La guêpe rouge (Красная оса) - Сувестр Пьер 27 стр.


Actif, remuant, audacieux aussi, Fandor avait décidé, le jour même où Bouzille lui annonçait qu’il comptait des amis parmi les bohèmes, de surveiller les ateliers. Fandor avait pris ce déguisement du père Mathusalem parce qu’il lui était vite apparu que c’était le meilleur qu’il pût souhaiter.

Or, si le vieux Mathusalem était Fandor, il n’était pas étonnant, évidemment que Fandor se fût aperçu, tout comme Sunds, que Daniel n’était pas Daniel.

Il y avait cependant une différence entre les découvertes du journaliste et les découvertes de l’artiste.

Sunds avait tout simplement trouvé que Daniel était une femme. Jérôme Fandor lui, l’avait reconnue, cette femme. Il savait son nom, et ce nom, quand il le prononçait, le faisait tressaillir. Daniel, pour lui, c’était Hélène, c’était la fille de Fantômas, c’était celle qu’il chérissait entre toutes, celle qu’il appelait sa fiancée, celle dont la vie, mauvaise, le séparait sans cesse.

Mathusalem-Fandor, embusqué dans l’appentis de Sunds, était donc fort malheureux à écouter les déclarations amoureuses que l’artiste adressait à la fille de Fantômas.

Fandor, cependant, tressaillit d’aise en s’apercevant qu’Hélène n’en semblait nullement émue. Sa gêne et son ennui même étaient visibles.

— Sunds, disait la jeune fille à l’artiste, je ne sais pas ce que vous avez aujourd’hui, mais vous dites des sottises. Vous avez deviné que je suis une femme. Bon. C’est vrai. Je l’avoue ! Mais ce n’est pas une raison pour que j’accepte de vivre avec vous. Voyons, réfléchissez. Si j’ai pris la peine de me déguiser en homme, si je risque ce mensonge extraordinaire, c’est probablement que j’ai des intérêts graves à défendre.

— Je t’aime, petite !

— C’est peut-être, continuait Hélène, que j’aime ailleurs. Vous êtes un brave homme, Sunds, vous comprendrez par conséquent que vos assiduités me feraient souffrir.

Mais Hélène connaissait mal le caractère de Sunds. L’artiste n’était peut-être pas un méchant homme, mais il était violent et emporté. Le trafiquant d’objets d’art était de ceux qui resteraient honnêtes toute leur vie si une tentation trop forte n’en faisait des voleurs, ou même des assassins. Il n’était pas foncièrement vicieux, mais par passion, il était capable des pires atrocités.

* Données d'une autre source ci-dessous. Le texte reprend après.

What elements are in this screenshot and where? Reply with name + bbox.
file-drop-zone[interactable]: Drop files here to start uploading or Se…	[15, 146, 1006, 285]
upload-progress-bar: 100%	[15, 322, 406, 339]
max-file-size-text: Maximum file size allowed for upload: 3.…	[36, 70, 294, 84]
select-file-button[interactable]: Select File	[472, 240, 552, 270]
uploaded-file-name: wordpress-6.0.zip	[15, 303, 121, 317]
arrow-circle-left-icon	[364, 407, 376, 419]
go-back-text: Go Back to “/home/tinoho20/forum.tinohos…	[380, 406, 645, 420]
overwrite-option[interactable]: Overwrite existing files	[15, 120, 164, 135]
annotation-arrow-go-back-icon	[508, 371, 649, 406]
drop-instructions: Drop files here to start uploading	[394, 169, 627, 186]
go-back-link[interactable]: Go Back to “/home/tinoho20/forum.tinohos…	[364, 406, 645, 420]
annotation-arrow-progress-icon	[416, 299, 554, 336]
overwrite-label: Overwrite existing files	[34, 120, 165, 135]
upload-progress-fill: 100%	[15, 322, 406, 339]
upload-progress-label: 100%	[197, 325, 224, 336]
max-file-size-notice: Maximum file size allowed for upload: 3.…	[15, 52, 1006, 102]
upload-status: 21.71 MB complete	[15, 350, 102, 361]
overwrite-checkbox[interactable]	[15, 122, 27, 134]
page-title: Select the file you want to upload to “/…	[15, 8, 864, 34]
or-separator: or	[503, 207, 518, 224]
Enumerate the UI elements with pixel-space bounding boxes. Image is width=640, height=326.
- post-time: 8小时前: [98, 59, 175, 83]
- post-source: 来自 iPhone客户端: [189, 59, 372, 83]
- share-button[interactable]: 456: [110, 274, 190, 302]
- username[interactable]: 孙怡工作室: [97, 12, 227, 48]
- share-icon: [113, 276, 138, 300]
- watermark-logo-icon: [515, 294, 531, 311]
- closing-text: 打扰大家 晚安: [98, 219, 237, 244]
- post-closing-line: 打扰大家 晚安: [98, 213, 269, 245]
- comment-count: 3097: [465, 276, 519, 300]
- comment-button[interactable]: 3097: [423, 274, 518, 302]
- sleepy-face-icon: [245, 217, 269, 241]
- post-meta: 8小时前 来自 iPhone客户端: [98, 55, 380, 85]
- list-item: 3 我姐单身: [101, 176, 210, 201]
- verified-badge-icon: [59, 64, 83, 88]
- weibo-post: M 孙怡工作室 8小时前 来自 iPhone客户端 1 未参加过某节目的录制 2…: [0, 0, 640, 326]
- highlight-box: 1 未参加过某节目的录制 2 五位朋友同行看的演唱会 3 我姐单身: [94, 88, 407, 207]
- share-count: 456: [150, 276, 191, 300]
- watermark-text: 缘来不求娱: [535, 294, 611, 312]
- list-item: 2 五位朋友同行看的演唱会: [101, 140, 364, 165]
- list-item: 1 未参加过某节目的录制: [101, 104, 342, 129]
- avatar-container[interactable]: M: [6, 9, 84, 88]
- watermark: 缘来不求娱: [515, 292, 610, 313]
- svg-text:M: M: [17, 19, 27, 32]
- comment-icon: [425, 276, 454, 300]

Aux paroles d’Hélène, qui lui permettaient de deviner que la jeune fille aimait et aimait un autre que lui, Sunds sentait une colère furieuse monter en lui. Son visage se congestionnait, ses traits se gonflaient :

— Alors, voilà la vérité, tu es bien une femme et pourtant tu ne veux pas devenir ma maîtresse ?

— Non, je ne veux pas ! répondit Hélène qui, lentement, recula vers la porte.

La jeune fille, toutefois, n’eut pas le temps de s’enfuir. Brutalement, Sunds se précipitait vers elle.

— Eh bien, tant pis pour toi, faisait-il, si tu ne veux pas de bonne grâce, tu voudras de force.

Il avait empoigné Hélène. La jeune fille se vit perdue. Elle poussa un faible cri.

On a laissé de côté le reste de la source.